By Ross Stein, Ph.D., Temblor, Inc., California (@rstein357), Shinji Toda, Ph.D., IRIDeS, Tohoku University, Japan, Jian Lin, Ph.D. Southern University of Science and Technology, China, and Woods Hole Oceanographic Institution, Massachusetts, and Volkan Sevilgen, M.Sc., Temblor, Inc., California (@volkansevilgen)

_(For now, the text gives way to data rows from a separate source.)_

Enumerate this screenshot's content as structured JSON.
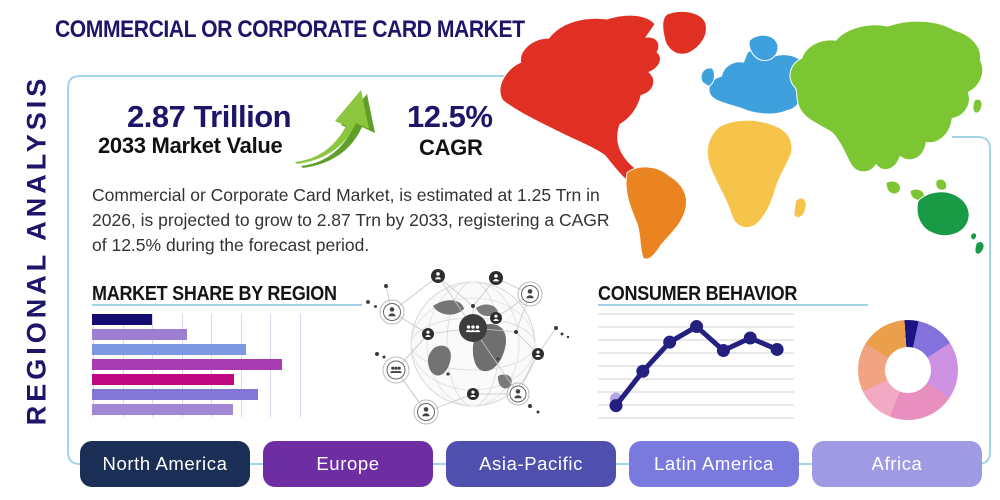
{
  "page": {
    "title": "COMMERCIAL OR CORPORATE CARD MARKET",
    "side_label": "REGIONAL ANALYSIS"
  },
  "stats": {
    "market_value": "2.87 Trillion",
    "market_value_label": "2033 Market Value",
    "cagr_value": "12.5%",
    "cagr_label": "CAGR"
  },
  "description": "Commercial or Corporate Card Market, is estimated at 1.25 Trn in 2026, is projected to grow to 2.87 Trn by 2033, registering a CAGR of 12.5% during the forecast period.",
  "colors": {
    "navy": "#1c1569",
    "rule": "#a5d3e8",
    "frame": "#a5d3e8",
    "arrow_green": "#8cc63e",
    "arrow_green_dark": "#5f9e27",
    "line_chart": "#23207f",
    "line_chart_ghost_dot": "#b3a5e3"
  },
  "chart_data": [
    {
      "type": "bar",
      "title": "MARKET SHARE BY REGION",
      "orientation": "horizontal",
      "values": [
        60,
        95,
        154,
        190,
        142,
        166,
        141
      ],
      "xlim": [
        0,
        212
      ],
      "bar_colors": [
        "#140c70",
        "#9c7fd0",
        "#7e97e2",
        "#a73cb0",
        "#c00880",
        "#8476d6",
        "#a287d4"
      ],
      "gridlines": 8,
      "grid": true,
      "categories": []
    },
    {
      "type": "line",
      "title": "CONSUMER BEHAVIOR",
      "x": [
        1,
        2,
        3,
        4,
        5,
        6,
        7
      ],
      "values": [
        10,
        43,
        71,
        86,
        63,
        75,
        64
      ],
      "ylim": [
        0,
        100
      ],
      "gridlines": 9,
      "grid": true
    },
    {
      "type": "pie",
      "variant": "donut",
      "slices": [
        {
          "color": "#1b1583",
          "pct": 4.5
        },
        {
          "color": "#8472dc",
          "pct": 12.5
        },
        {
          "color": "#cd92e2",
          "pct": 18.5
        },
        {
          "color": "#e98fc0",
          "pct": 21.5
        },
        {
          "color": "#f2a9c4",
          "pct": 12
        },
        {
          "color": "#f2a381",
          "pct": 16
        },
        {
          "color": "#eb9f4b",
          "pct": 15
        }
      ]
    }
  ],
  "map_regions": [
    {
      "id": "north_america",
      "name": "North America",
      "color": "#e02f23"
    },
    {
      "id": "south_america",
      "name": "South America",
      "color": "#ea8420"
    },
    {
      "id": "europe",
      "name": "Europe",
      "color": "#3ea0dc"
    },
    {
      "id": "africa",
      "name": "Africa",
      "color": "#f6c44a"
    },
    {
      "id": "asia",
      "name": "Asia",
      "color": "#7cc633"
    },
    {
      "id": "oceania",
      "name": "Oceania",
      "color": "#199b45"
    }
  ],
  "region_buttons": [
    {
      "label": "North America",
      "color": "#1b2e55"
    },
    {
      "label": "Europe",
      "color": "#6d2da3"
    },
    {
      "label": "Asia-Pacific",
      "color": "#4f4fae"
    },
    {
      "label": "Latin America",
      "color": "#7a79de"
    },
    {
      "label": "Africa",
      "color": "#9e9ae4"
    }
  ]
}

Citation: Stein, R.S., Toda, S., Lin, J., Sevilgen, V., 2021, Are the 2021 and 2010 Haiti earthquakes part of a progressive sequence?, Temblor, http://doi.org/10.32858/temblor.197
On Jan. 12, 2010, a magnitude-7.0 earthquake struck Léogâne, Haiti, just outside the capital of Port-au-Prince. The quake killed some 300,000 people, according to the Haitian government, and displaced hundreds of thousands more people. Though the quake was initially thought to have struck on the Enriquillo-Plantain Garden Fault, where the Caribbean Plate is separated from the Gonâve microplate, further investigation eventually indicated the quake occurred on a blind thrust fault now known as the Léogâne Fault. (Blind thrust faults are those that don’t reach Earth’s surface and result from compression.) On Aug. 14, 2021, a magnitude-7.2 quake struck along the same fault system, to the west of the epicenter of the 2010 quake. The death toll is already above 1,400 and thousands more are displaced. Those numbers are expected to rise, especially as a tropical storm barrels down on the island.